Mothers let down by feminism

Feb 10, 2017 by

by Shannon Roberts, MercatorNet:

Why are so many large countries shrinking fast?  Fertility rates below replacement are so endemic in Europe that its countries will do well to still exist in a couple of centuries; at least with the same peoples, culture and values they do now.

An opinion piece in the Huffington Post this week discusses one cause of such low fertility.  Its sub-title reads:

“We are functioning in a society that pretends women don’t grow up to become mothers.”  

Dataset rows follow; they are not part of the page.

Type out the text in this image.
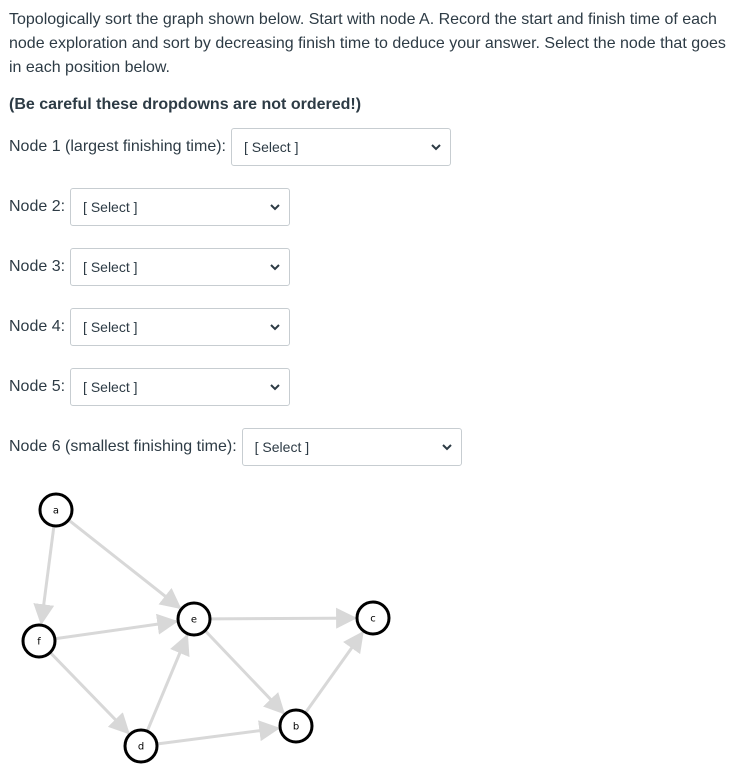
Topologically sort the graph shown below. Start with node A. Record the start and finish time of each node exploration and sort by decreasing finish time to deduce your answer. Select the node that goes in each position below.

(Be careful these dropdowns are not ordered!)

Node 1 (largest finishing time): [ Select ]
Node 2: [ Select ]
Node 3: [ Select ]
Node 4: [ Select ]
Node 5: [ Select ]
Node 6 (smallest finishing time): [ Select ]
a
e	c
f
b
d
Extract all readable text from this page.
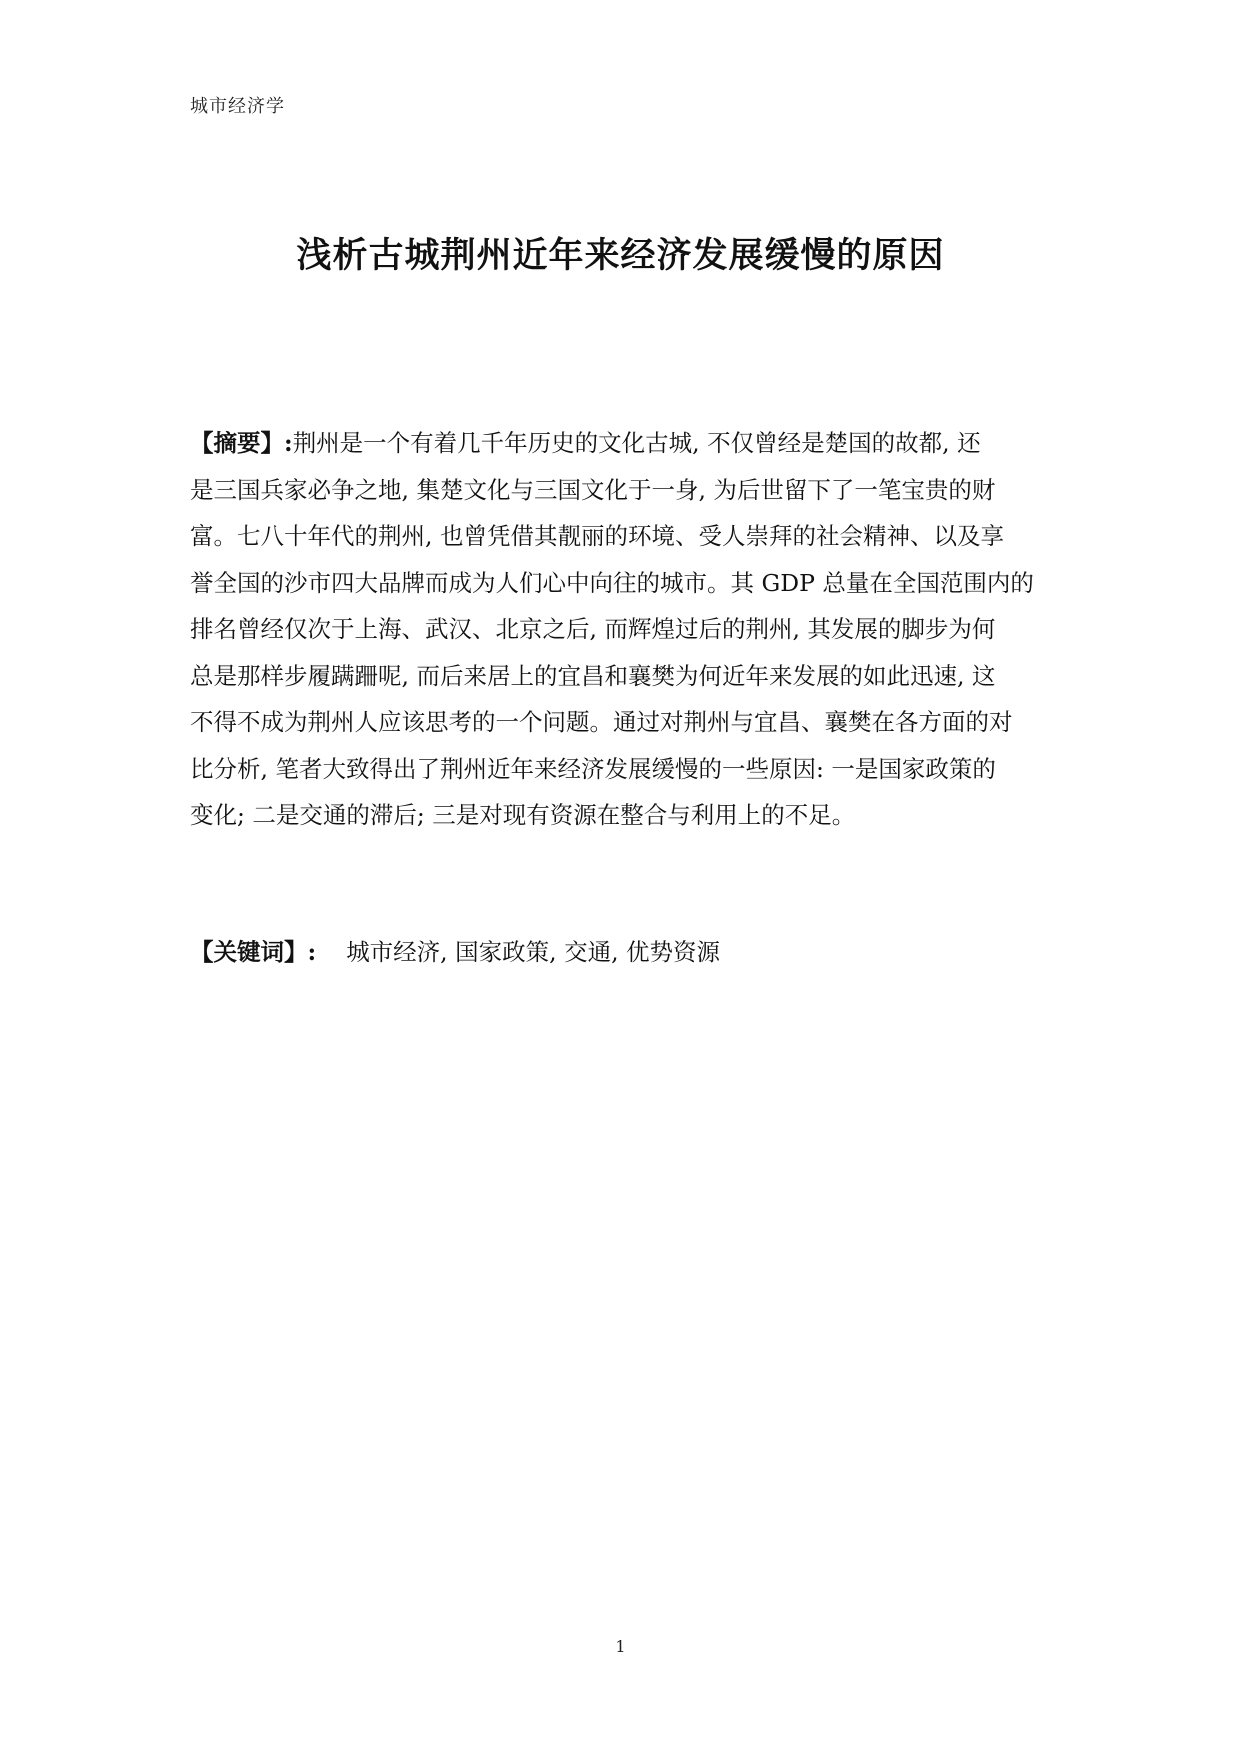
城市经济学
浅析古城荆州近年来经济发展缓慢的原因
【摘要】:荆州是一个有着几千年历史的文化古城, 不仅曾经是楚国的故都, 还
是三国兵家必争之地, 集楚文化与三国文化于一身, 为后世留下了一笔宝贵的财
富。七八十年代的荆州, 也曾凭借其靓丽的环境、受人崇拜的社会精神、以及享
誉全国的沙市四大品牌而成为人们心中向往的城市。其 GDP 总量在全国范围内的
排名曾经仅次于上海、武汉、北京之后, 而辉煌过后的荆州, 其发展的脚步为何
总是那样步履蹒跚呢, 而后来居上的宜昌和襄樊为何近年来发展的如此迅速, 这
不得不成为荆州人应该思考的一个问题。通过对荆州与宜昌、襄樊在各方面的对
比分析, 笔者大致得出了荆州近年来经济发展缓慢的一些原因: 一是国家政策的
变化; 二是交通的滞后; 三是对现有资源在整合与利用上的不足。
【关键词】: 城市经济, 国家政策, 交通, 优势资源
1
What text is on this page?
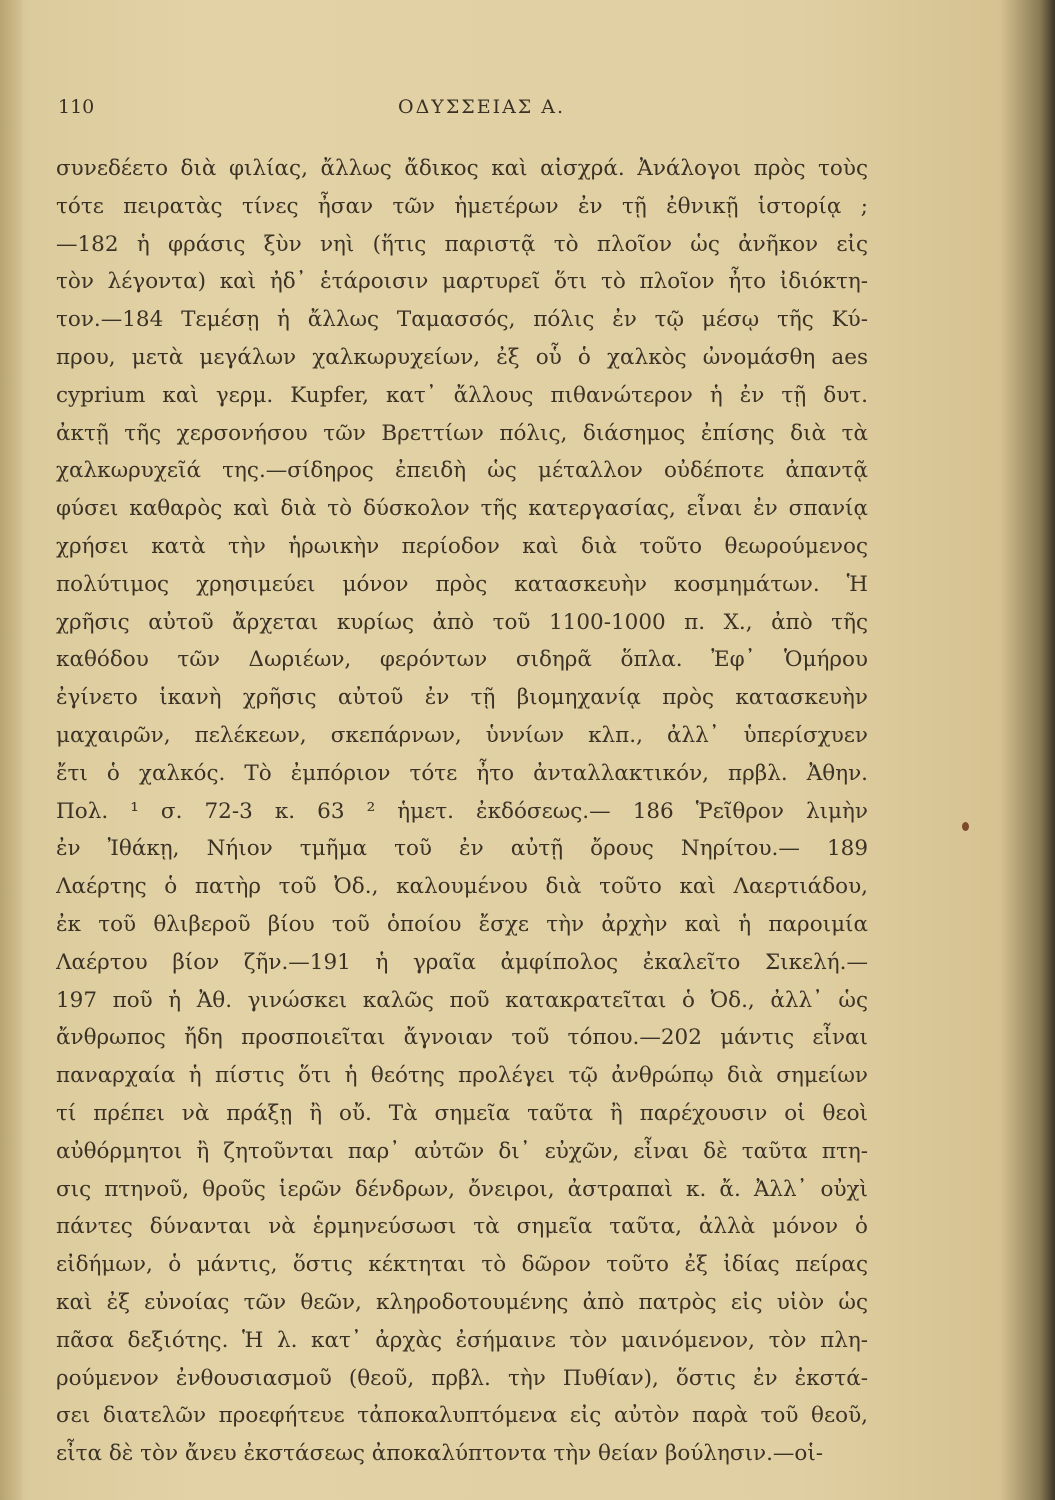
110	ΟΔΥΣΣΕΙΑΣ Α.
συνεδέετο διὰ φιλίας, ἄλλως ἄδικος καὶ αἰσχρά. Ἀνάλογοι πρὸς τοὺς
τότε πειρατὰς τίνες ἦσαν τῶν ἡμετέρων ἐν τῇ ἐθνικῇ ἱστορίᾳ ;
—182 ἡ φράσις ξὺν νηὶ (ἥτις παριστᾷ τὸ πλοῖον ὡς ἀνῆκον εἰς
τὸν λέγοντα) καὶ ἠδ᾽ ἑτάροισιν μαρτυρεῖ ὅτι τὸ πλοῖον ἦτο ἰδιόκτη-
τον.—184 Τεμέσῃ ἡ ἄλλως Ταμασσός, πόλις ἐν τῷ μέσῳ τῆς Κύ-
πρου, μετὰ μεγάλων χαλκωρυχείων, ἐξ οὗ ὁ χαλκὸς ὠνομάσθη aes
cyprium καὶ γερμ. Kupfer, κατ᾽ ἄλλους πιθανώτερον ἡ ἐν τῇ δυτ.
ἀκτῇ τῆς χερσονήσου τῶν Βρεττίων πόλις, διάσημος ἐπίσης διὰ τὰ
χαλκωρυχεῖά της.—σίδηρος ἐπειδὴ ὡς μέταλλον οὐδέποτε ἀπαντᾷ
φύσει καθαρὸς καὶ διὰ τὸ δύσκολον τῆς κατεργασίας, εἶναι ἐν σπανίᾳ
χρήσει κατὰ τὴν ἡρωικὴν περίοδον καὶ διὰ τοῦτο θεωρούμενος
πολύτιμος χρησιμεύει μόνον πρὸς κατασκευὴν κοσμημάτων. Ἡ
χρῆσις αὐτοῦ ἄρχεται κυρίως ἀπὸ τοῦ 1100-1000 π. Χ., ἀπὸ τῆς
καθόδου τῶν Δωριέων, φερόντων σιδηρᾶ ὅπλα. Ἐφ᾽ Ὁμήρου
ἐγίνετο ἱκανὴ χρῆσις αὐτοῦ ἐν τῇ βιομηχανίᾳ πρὸς κατασκευὴν
μαχαιρῶν, πελέκεων, σκεπάρνων, ὑννίων κλπ., ἀλλ᾽ ὑπερίσχυεν
ἔτι ὁ χαλκός. Τὸ ἐμπόριον τότε ἦτο ἀνταλλακτικόν, πρβλ. Ἀθην.
Πολ. ¹ σ. 72-3 κ. 63 ² ἡμετ. ἐκδόσεως.— 186 Ῥεῖθρον λιμὴν
ἐν Ἰθάκῃ, Νήιον τμῆμα τοῦ ἐν αὐτῇ ὄρους Νηρίτου.— 189
Λαέρτης ὁ πατὴρ τοῦ Ὀδ., καλουμένου διὰ τοῦτο καὶ Λαερτιάδου,
ἐκ τοῦ θλιβεροῦ βίου τοῦ ὁποίου ἔσχε τὴν ἀρχὴν καὶ ἡ παροιμία
Λαέρτου βίον ζῆν.—191 ἡ γραῖα ἀμφίπολος ἐκαλεῖτο Σικελή.—
197 ποῦ ἡ Ἀθ. γινώσκει καλῶς ποῦ κατακρατεῖται ὁ Ὀδ., ἀλλ᾽ ὡς
ἄνθρωπος ἤδη προσποιεῖται ἄγνοιαν τοῦ τόπου.—202 μάντις εἶναι
παναρχαία ἡ πίστις ὅτι ἡ θεότης προλέγει τῷ ἀνθρώπῳ διὰ σημείων
τί πρέπει νὰ πράξῃ ἢ οὔ. Τὰ σημεῖα ταῦτα ἢ παρέχουσιν οἱ θεοὶ
αὐθόρμητοι ἢ ζητοῦνται παρ᾽ αὐτῶν δι᾽ εὐχῶν, εἶναι δὲ ταῦτα πτη-
σις πτηνοῦ, θροῦς ἱερῶν δένδρων, ὄνειροι, ἀστραπαὶ κ. ἄ. Ἀλλ᾽ οὐχὶ
πάντες δύνανται νὰ ἑρμηνεύσωσι τὰ σημεῖα ταῦτα, ἀλλὰ μόνον ὁ
εἰδήμων, ὁ μάντις, ὅστις κέκτηται τὸ δῶρον τοῦτο ἐξ ἰδίας πείρας
καὶ ἐξ εὐνοίας τῶν θεῶν, κληροδοτουμένης ἀπὸ πατρὸς εἰς υἱὸν ὡς
πᾶσα δεξιότης. Ἡ λ. κατ᾽ ἀρχὰς ἐσήμαινε τὸν μαινόμενον, τὸν πλη-
ρούμενον ἐνθουσιασμοῦ (θεοῦ, πρβλ. τὴν Πυθίαν), ὅστις ἐν ἐκστά-
σει διατελῶν προεφήτευε τἀποκαλυπτόμενα εἰς αὐτὸν παρὰ τοῦ θεοῦ,
εἶτα δὲ τὸν ἄνευ ἐκστάσεως ἀποκαλύπτοντα τὴν θείαν βούλησιν.—οἱ-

There is no way to know what being a mother is truly like until you are one.  I certainly had no idea.  However, expectations of life, pre-set goals, the way you’ve been encouraged to shape your identity over the many years that come before, and the value placed on motherhood by the society around you all go a long way to affecting how well you cope with the job.  Samantha Johnson writes:

In the fight to ensure equality, as we preach to girls that they can — and should — do anything a boy can do, we are failing to prepare women for one of the greatest challenges so many of them will face; motherhood. We are teaching our young people that there is no value in motherhood and that homemaking is an outdated, misogynistic concept. We do this through the promotion of professional progression as a marker of success, while completely devaluing the contribution of parents in the home.

We then wonder why, when these girls become women who turn into mothers, they suffer from depression, anxiety and struggle to find a sense of self or identity. Are we truly helping women get ahead, or are we instead setting them up for a future of self doubt and a sense of failure?